Блинов в ответ молча кивнул ему головой. На этом они и расстались.

Днем Сашка появился в штабе, у Блинова, а через час вызвали туда же и Юсупа. Блинов не стал вспоминать о вчерашнем, но только угрюмо пощелкал пальцами и пробормотал:

– Обстоятельства, брат. В Москву бы тебе! На учебу. Да годик вредный наступает... Людей нет... Побудь здесь годик! В Бухару хочешь? Басмачи там, повозиться придется.

Юсуп понял, что добродушнейший Василий Егорович, во избежание всяких недоразумений, решил перебросить его в Бухару. "Опять драться с басмачами? – подумал он. – Что ж? Хоп, хоп!" Но это сейчас совсем не интересовало его. Юсуп в данную минуту думал только о том, как он встретится с Хамдамом. И что выйдет из этой встречи?

Сашка сидел тут же, возле письменного стола, посмеиваясь, покручивая усы. Он уже обо всем заранее переговорил с Блиновым.

– Слушаю, товарищ комиссар, – равнодушно сказал Юсуп, соглашаясь на предложение Блинова. – Можно в Бухару.

– Вот едет туда Лихолетов, в особую бригаду. Хочешь к нему?

– Конечно, – коротко сказал Юсуп и смутился. Ему захотелось поговорить о самом главном, что теребило его душу. Он в конце концов не выдержал и спросил Блинова: – Я поеду, а Хамдам останется? Скажи пожалуйста! Хамдам! Зачем такой человек нам?

Блинов закашлялся, почесал в затылке.

– Зачем? – загорячился Юсуп, и пятна выступили у него на щеках. – Не понимаю я.
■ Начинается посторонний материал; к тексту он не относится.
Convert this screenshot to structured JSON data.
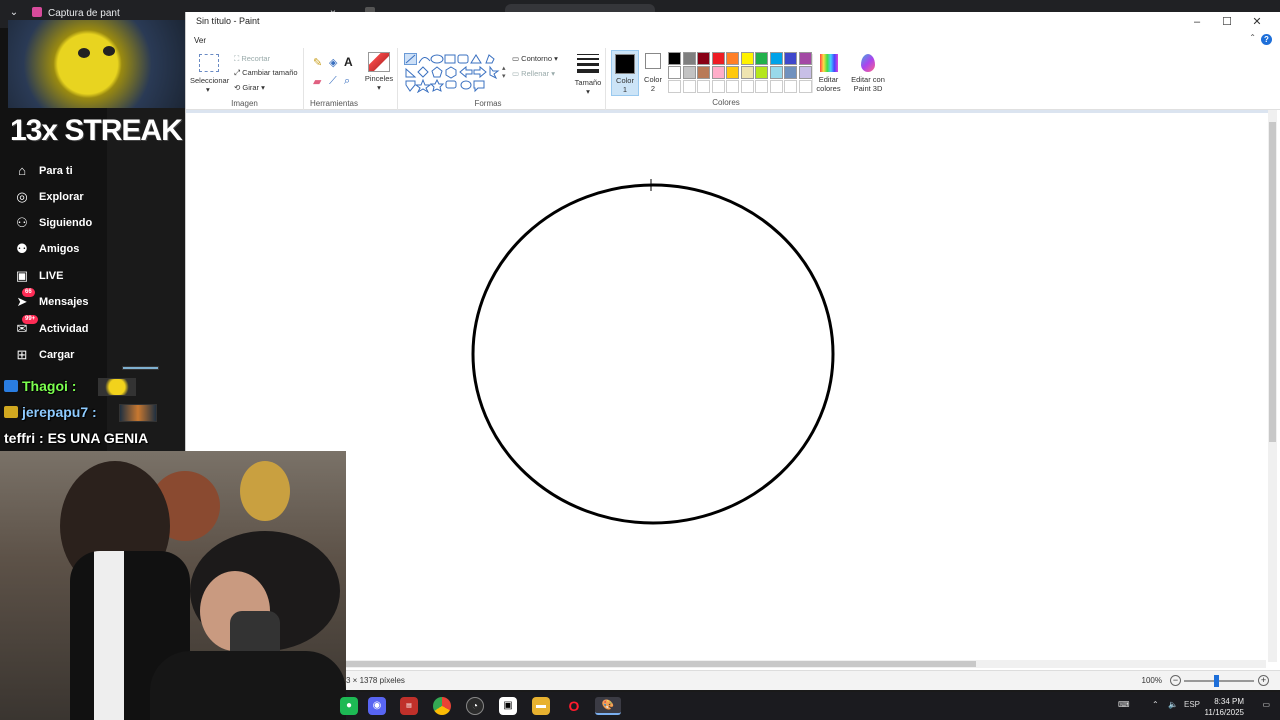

Я вижу: грязь. Говорю: грязь! Я вижу: солнце. Говорю: солнце! Хамдам? Не знаю, что у него здесь! – Юсуп прижал руку к сердцу.

Блинов встал с кресла, прошелся по комнате. При всем своем недоверии к Хамдаму он считал, в особенности после скандала, нетактичным порочить его. Поэтому он ответил неопределенно:

– Чужая душа – потемки.

– Плохой человек! – воскликнул Юсуп.

– Не знаю, – сказал Блинов.

– Что такое – знаю, не знаю? Что такое? – быстро заговорил Юсуп, вспыхивая как спичка. Он видел, что Блинов умалчивает о чем-то и скрытничает, и это вы вело его из себя. Он хотел ему наговорить сейчас много обидных слов. У него затряслись руки.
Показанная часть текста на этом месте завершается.